Itinéraire de cet évêque humilié par ses diocésains et finalement récompensé par le pape François, qui a fustigé à de nombreuses reprises les réflexes tribaux pouvant conduire à des génocides.

Dimanche 29 mai 2022, quand le nom de Mgr Peter Okpaleke est prononcé par le pape François depuis la fenêtre du palais apostolique du Vatican – en numéro 5 sur 21 -, bien peu de fidèles réunis place Saint-Pierre comprennent que le pontife argentin envoie alors un message très fort à l’Église au Nigeria. L’histoire de Mgr Peter Okpaleke a beau être originale, le grand public ne la connaît pas forcément. Et c’est peut-être pour cela que le pontife de 85 ans a choisi de le créer cardinal: mettre un coup de projecteur sur le fléau du tribalisme, cette forme de «xénophobie domestique» qu’il dénonce depuis son élection sur le trône de Pierre en 2013.

Vocation grâce à la pluie

Peter Ebere Okpaleke naît le 1er mars 1963 avec son frère jumeau – décédé – dans un village de l’État d’Anambra, dans le sud du Nigeria. Avec ses quatre frères et sœurs, il est élevé par sa grand-mère maternelle. Il renvoie l’origine de sa vocation à un dimanche de l’année 1972, lorsqu’il est enrôlé pour servir la messe afin de remplacer les autres enfants de chœur, absents à cause de la pluie. Ce premier service auprès de l’autel le marque.

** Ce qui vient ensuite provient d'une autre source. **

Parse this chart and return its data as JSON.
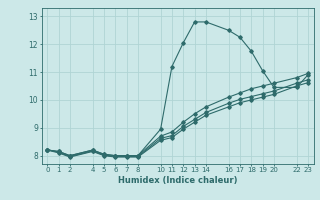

Dix ans plus tard, il rentre au séminaire et est ordonné prêtre en 1992. Il poursuit ses études après son ordination, notamment à Rome (1999-2002), où il obtient un doctorat en droit canonique avec mention très bien à l’Université de la Sainte Croix. Il est également titulaire d’un diplôme en administration ecclésiastique. Secrétaire adjoint de l’évêque du diocèse d’Awka (1992-1995) puis administrateur financier, il est finalement chancelier du diocèse de 2002 à 2011. Alors que son évêque le nomme curé de paroisse, la vie de ce prêtre va basculer.

Fronde «xénophobe»

Le 7 décembre 2012, le pape Benoît XVI le nomme évêque d’Ahiara. Le diocèse a beau n’être qu’à une centaine de kilomètres au sud d’Awka, son diocèse d’origine, la sociologie de la région est bien différente, et les problèmes de l’évêque de 49 ans commencent.

Sitôt la nomination publiée, les diocésains – prêtres et laïcs – d’Ahiara se rebellent. En cause, disent certains: le fait que Peter Ebere Okpaleke ne soit pas incardiné dans le diocèse d’Ahiara. Une manière habile de ne pas désigner les origines ethniques du jeune prélat. Contrairement à son prédécesseur qui était de l’ethnie mbaise, majoritaire dans le diocèse, Mgr Okpaleke est issu de l’ethnie ibo – comme le cardinal nigérian Francis Arinze -, majoritaire dans le sud-est du Nigeria.

Devant la fronde, Mgr Okpaleke demande de repousser de quelques semaines la date de sa consécration épiscopale en espérant que la situation s’apaise. En vain. Il est finalement consacré en dehors du diocèse d’Ahiara, au séminaire du «Siège de la sagesse» d’Ulakwo, dans l’archidiocèse d’Owerri.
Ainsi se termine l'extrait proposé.